After-the-fact apologizes are most of the time worthless, however, sometimes they're needed. Thursday, a day after the No. 8-ranked Syracuse Orange dominated Providence, 84-59, at the Carrier Dome, is one of those days to apologize to #OrangeNation for my grumpiness.
If you recall, on Tuesday I published a not-so flattering article on the Orange, who at the time had lost three of their last five games and had gone from a Final Four favorite to a near lock to be one of March's first- or second-round upsets.
Over the course of the last month or so, Syracuse had been lousy and, in my defense, I had a right to be nervous - as did most of you who commented on my post.
Last night's thumping of Providence, which maybe played the worst half of basketball this season, eased my concerns just a bit.
I know the victory was over the Friars, but here's a few things I like about last night's win.
Michael Carter-Williams used his scoring to opening up passing lanes
I harp on MCW a lot, and most of the time it is because I expect too much from the sophomore.
Lately, his decision making has been poor, he hasn't been able to make any shot other than a 3-pointer in rhythm and all of these aspects has led to awful offensive play by the Orange - as MCW goes as does the SU offense.
On Tuesday, I finally saw flashes of the soon-to-be lottery pick "getting it."
If you noticed, the floor general began the game taken the ball to the rim.

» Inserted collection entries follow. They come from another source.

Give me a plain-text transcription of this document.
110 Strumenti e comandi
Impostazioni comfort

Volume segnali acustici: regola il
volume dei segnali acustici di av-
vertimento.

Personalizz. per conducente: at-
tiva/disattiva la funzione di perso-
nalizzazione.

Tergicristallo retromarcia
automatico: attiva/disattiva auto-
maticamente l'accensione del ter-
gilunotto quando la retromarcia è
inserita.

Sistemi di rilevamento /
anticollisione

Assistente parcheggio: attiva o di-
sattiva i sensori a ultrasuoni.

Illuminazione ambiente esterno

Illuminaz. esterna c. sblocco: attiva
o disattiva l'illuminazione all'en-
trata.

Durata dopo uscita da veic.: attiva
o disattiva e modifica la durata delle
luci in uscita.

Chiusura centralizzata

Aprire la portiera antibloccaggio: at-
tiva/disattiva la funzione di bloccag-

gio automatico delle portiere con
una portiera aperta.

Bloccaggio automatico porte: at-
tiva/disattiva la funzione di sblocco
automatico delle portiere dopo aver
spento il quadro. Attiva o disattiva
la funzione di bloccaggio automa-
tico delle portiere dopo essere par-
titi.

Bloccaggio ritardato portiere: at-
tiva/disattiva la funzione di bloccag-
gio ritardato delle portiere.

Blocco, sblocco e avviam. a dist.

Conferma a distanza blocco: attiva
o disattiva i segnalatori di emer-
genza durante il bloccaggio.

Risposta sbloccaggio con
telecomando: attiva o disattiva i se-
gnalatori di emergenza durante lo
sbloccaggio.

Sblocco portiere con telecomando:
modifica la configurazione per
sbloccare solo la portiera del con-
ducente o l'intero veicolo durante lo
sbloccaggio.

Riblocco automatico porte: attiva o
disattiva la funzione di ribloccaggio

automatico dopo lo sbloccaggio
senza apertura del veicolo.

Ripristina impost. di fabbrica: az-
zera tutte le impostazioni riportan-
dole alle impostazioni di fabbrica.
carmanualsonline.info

His first bucket of the night was the Orange's first and it resulted in an old-fashioned 3-point play.
Much like a NFL team opens up its passing game by running the ball down the opponent's throats, MCW did basically the same thing against Providence. Once he asserted his offensive game - and made a few shots (all near the rim) - he was able to pick a part the Friars' defense, which held its previous four opponents to an average of 55.5 point per game.
MCW didn't tally his first assists until six minutes into the contest, but by halftime he had eight assists, four of them coming during a 1 minute, 30 second span at the tail end of the first half, which ended with Syracuse leading 43-16.

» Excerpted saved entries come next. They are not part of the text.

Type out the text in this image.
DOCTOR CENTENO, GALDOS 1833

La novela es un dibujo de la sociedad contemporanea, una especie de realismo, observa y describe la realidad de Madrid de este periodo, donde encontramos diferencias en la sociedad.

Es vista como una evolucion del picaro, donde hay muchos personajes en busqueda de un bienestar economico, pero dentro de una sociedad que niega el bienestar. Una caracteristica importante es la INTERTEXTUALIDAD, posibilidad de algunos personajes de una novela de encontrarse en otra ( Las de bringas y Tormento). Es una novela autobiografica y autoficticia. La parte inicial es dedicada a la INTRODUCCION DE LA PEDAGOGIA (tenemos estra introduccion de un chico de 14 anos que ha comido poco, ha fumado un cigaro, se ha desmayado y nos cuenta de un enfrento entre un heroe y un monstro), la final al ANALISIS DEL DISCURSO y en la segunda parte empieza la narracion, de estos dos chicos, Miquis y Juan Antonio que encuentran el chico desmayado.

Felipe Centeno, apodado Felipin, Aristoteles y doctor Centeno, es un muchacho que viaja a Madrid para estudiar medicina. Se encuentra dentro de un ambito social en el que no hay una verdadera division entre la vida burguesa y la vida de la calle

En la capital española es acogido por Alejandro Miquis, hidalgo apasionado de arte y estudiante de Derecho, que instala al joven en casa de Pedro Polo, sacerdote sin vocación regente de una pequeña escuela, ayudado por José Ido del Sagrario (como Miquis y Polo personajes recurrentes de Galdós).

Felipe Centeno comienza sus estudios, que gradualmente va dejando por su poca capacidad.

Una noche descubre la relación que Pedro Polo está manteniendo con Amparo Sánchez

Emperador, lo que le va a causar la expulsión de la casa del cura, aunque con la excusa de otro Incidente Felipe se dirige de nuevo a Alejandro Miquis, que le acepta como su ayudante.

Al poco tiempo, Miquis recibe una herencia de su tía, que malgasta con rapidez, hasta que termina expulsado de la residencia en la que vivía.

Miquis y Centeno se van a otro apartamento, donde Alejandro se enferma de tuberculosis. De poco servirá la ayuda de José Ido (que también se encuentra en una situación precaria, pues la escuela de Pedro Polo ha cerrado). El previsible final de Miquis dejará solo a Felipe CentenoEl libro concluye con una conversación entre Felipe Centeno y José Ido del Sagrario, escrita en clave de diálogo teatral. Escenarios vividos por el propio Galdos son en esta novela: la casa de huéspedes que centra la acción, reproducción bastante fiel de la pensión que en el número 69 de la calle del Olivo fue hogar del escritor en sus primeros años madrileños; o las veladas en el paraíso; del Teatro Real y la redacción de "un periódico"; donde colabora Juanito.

No one should be a fan of MCW trying to be a scorer, because he isn't. But Syracuse fans should be able to live with him asserting himself as one, early on, to open up the opponent's defense.
This happened Wednesday night and it led to 15 points, on 5 of 8 shooting, and 12 assists - his highest total since a 13-assists performance, Dec. 31, against Central Connecticut.
C.J. Fair is on fire
Like a freakin' ninja, the junior forward is slowly becoming the prime-time player Syracuse will need to make a deep run into March.
Every night he is scoring and rebounding. In the past six games, Fair is averaging 17.3 ppg, on 51-percent shooting, and 8.0 rebounds.
Right before halftime Wednesday night I thought to myself: "Where the heck has C.J. Fair been tonight?"
I nearly did a spit take when I looked at the box score and he had already tallied nine points and four rebounds. And then, BANG he nailed a 3-pointer to give himself 12 and 4 at halftime. He finished with 20 and 10 - his third double-double in six games.
Since SU's loss to Temple, Dec. 22, Fair hasn't tallied less than 10 points in a game.
Fair may not be Syracuse's "go-to" guy in the clutch, but there's no doubt he is showing up and performing at a high level every night; and that's exactly what good teams need to advance in a one-and-done situation.
Hello, transition game!
The Orange used a decent defensive effort to spark a transition game that scored 20 of the Orange's 84 points.
The last time Syracuse tallied that many transition points in a game was Jan 2 in a 78-53 victory over Rutgers. Since a Dec. 8 win over Monmouth, the Orange have only reached the 20-point mark just three times in 17 games.
(Last season's team was able to hit the mark six times and reached the 15-point mark 14 times.)
Though, I must point out that stats do lie sometimes. Looking at the box score one would figure Syracuse played outstanding perimeter defense, which helped lead to the transition game, as the Friars shot 3-for-18 from behind the 3-point line. But watching the game there was still way too many wide-open 3-pointers in the corners.
Luckily, for Syracuse, they didn't fall.
Overall, there was a lot to like about what Syracuse did Wednesday and we can all just hope it carries over to Saturday's showdown with the Georgetown Hoyas.